ASML, le géant mondial des machines de lithographie, est confronté à une profonde crise des ressources humaines alors qu'il atteint un chiffre d'affaires annuel record de 32,7 milliards d'euros.Plusieurs semaines se sont écoulées depuis l'annonce de 1 700 licenciements en janvier de cette année, et un degré élevé d'incertitude et d'anxiété imprègne toujours l'entreprise. Bien que la direction espère parvenir à un accord de restructuration avec le syndicat d'ici le 1er avril pour mettre fin aux troubles, le syndicat a fortement remis en question la nécessité de ces licenciements, soulignant que cela va à l'encontre du plan d'expansion ambitieux de l'entreprise visant à recruter 20 000 nouveaux employés dans les prochaines années.
ASML a lancé son plan de restructuration simultanément à la publication de son rapport financier annuel en janvier. Bien que le chiffre d'affaires de l'entreprise ait atteint un niveau record, la direction a décidé de rationaliser les niveaux de gestion des départements technologiques et informatiques.Selon le plan, les licenciements sont principalement concentrés au siège social aux Pays-Bas, impliquant environ 1.400 postes, et 300 autres postes aux Etats-Unis.

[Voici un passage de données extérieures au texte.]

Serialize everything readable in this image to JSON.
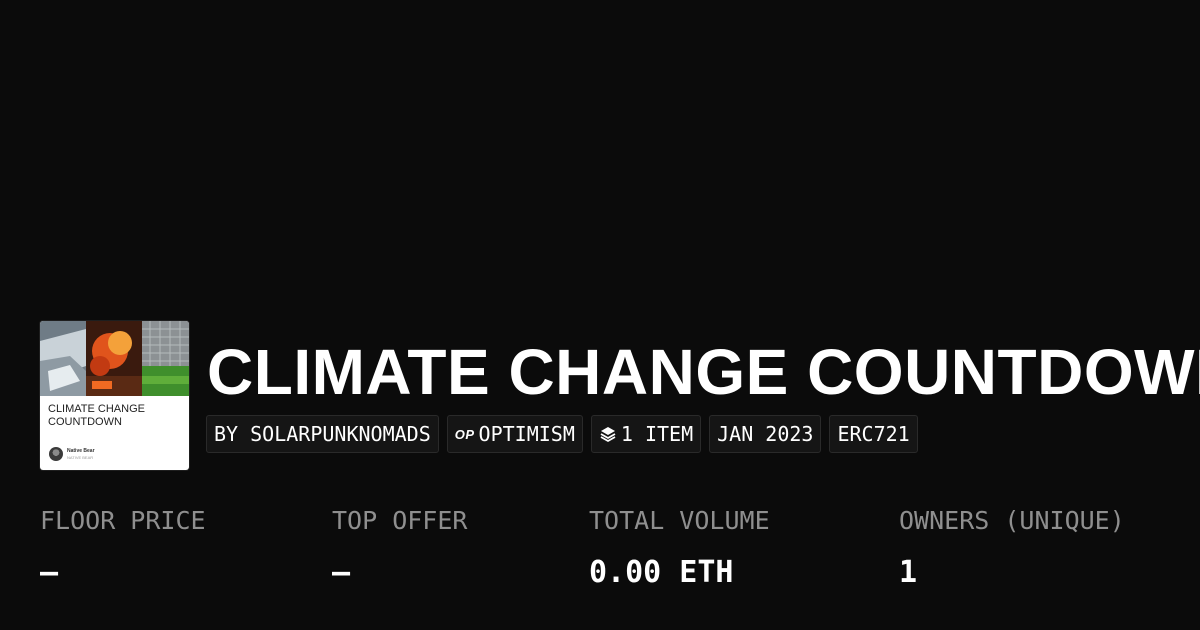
{
  "collection": {
    "title": "CLIMATE CHANGE COUNTDOWN",
    "thumbnail": {
      "title": "CLIMATE CHANGE COUNTDOWN",
      "author": "Native Bear",
      "author_sub": "NATIVE BEAR"
    }
  },
  "chips": {
    "creator": "BY SOLARPUNKNOMADS",
    "chain_icon": "OP",
    "chain": "OPTIMISM",
    "items_icon": "layers-icon",
    "items": "1 ITEM",
    "date": "JAN 2023",
    "standard": "ERC721"
  },
  "stats": {
    "floor_price": {
      "label": "FLOOR PRICE",
      "value": "–"
    },
    "top_offer": {
      "label": "TOP OFFER",
      "value": "–"
    },
    "total_volume": {
      "label": "TOTAL VOLUME",
      "value": "0.00 ETH"
    },
    "owners": {
      "label": "OWNERS (UNIQUE)",
      "value": "1"
    }
  },
  "colors": {
    "background": "#0b0b0b",
    "text": "#ffffff",
    "muted": "#8f8f8f",
    "chip_border": "#2a2a2a"
  }
}
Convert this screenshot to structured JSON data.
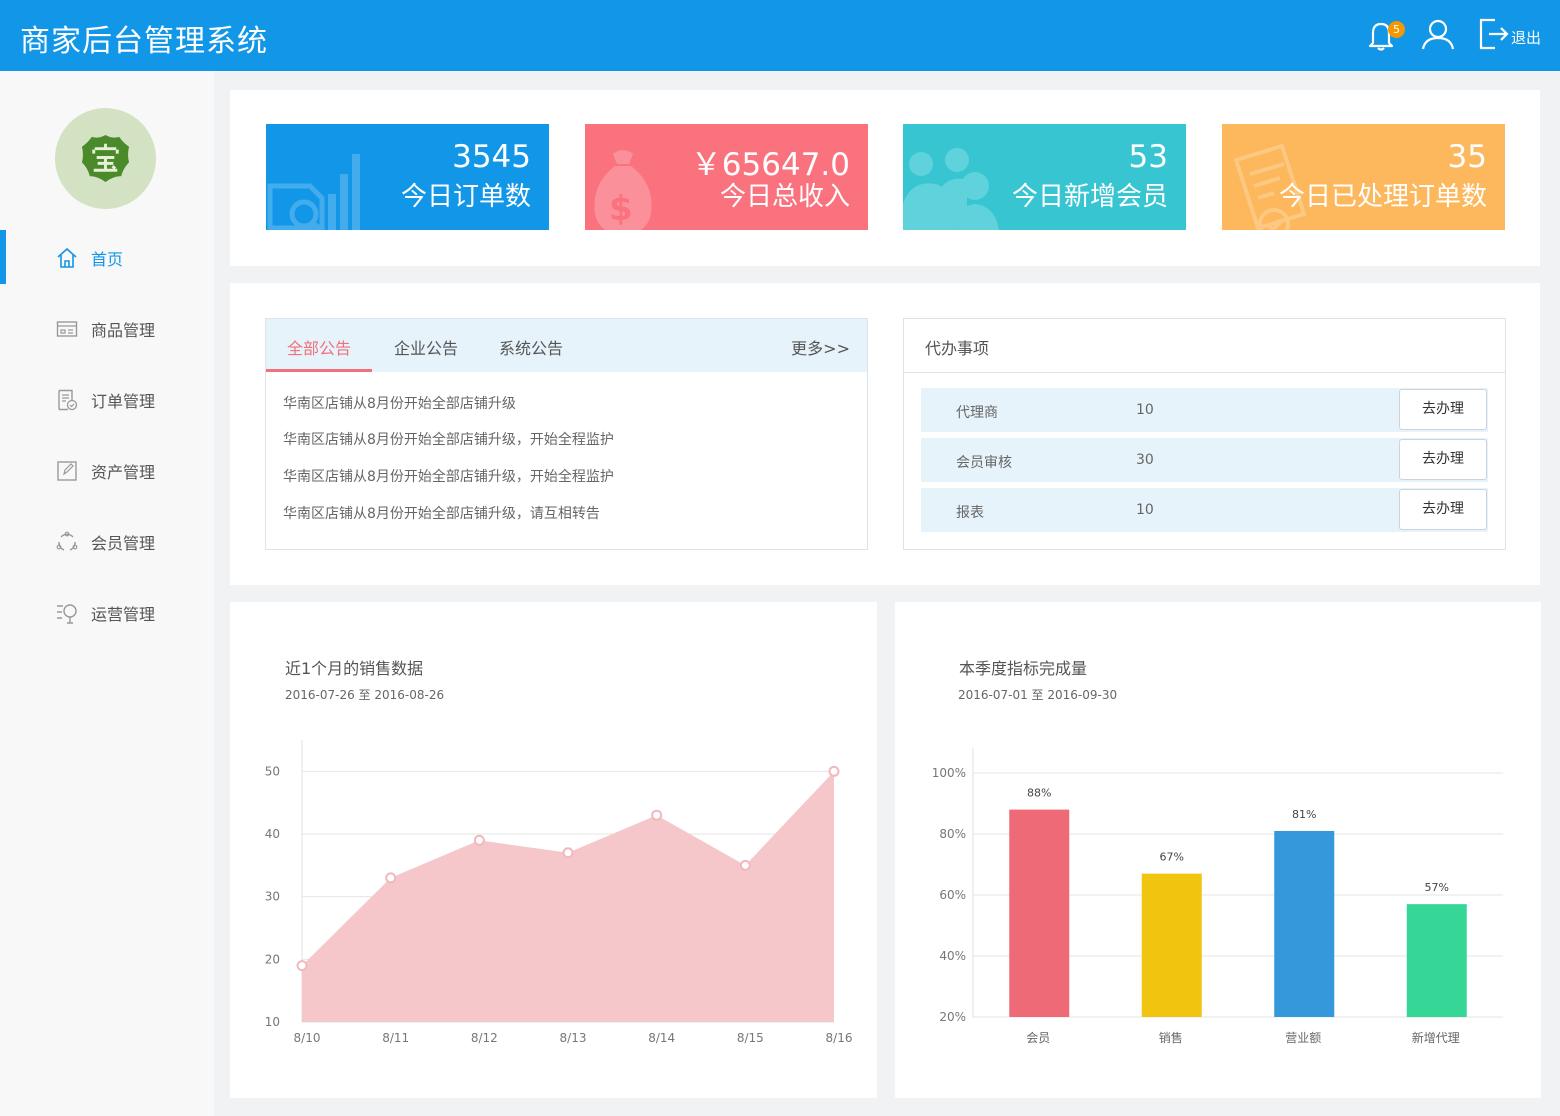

Un porte-parole d'ASML a déclaré que l'incertitude actuelle avait fait souffrir le moral interne. Les employés sont généralement confus quant à leur situation et à ce que cela signifie pour eux personnellement. L'entreprise comprend parfaitement cette situation difficile, mais le plan de restructuration n'étant pas encore finalisé, elle n'est actuellement pas en mesure de donner une réponse concrète à la question de la rétention des personnels.
ASML a souligné que cet ajustement vise à répondre aux exigences des ingénieurs de première ligne et à réduire les niveaux bureaucratiques, et a promis de faire de son mieux pour minimiser le nombre de licenciements obligatoires à travers des transferts internes, notamment vers les postes d'ingénieurs, mais a admis qu'il était impossible d'éviter complètement la perte de personnel.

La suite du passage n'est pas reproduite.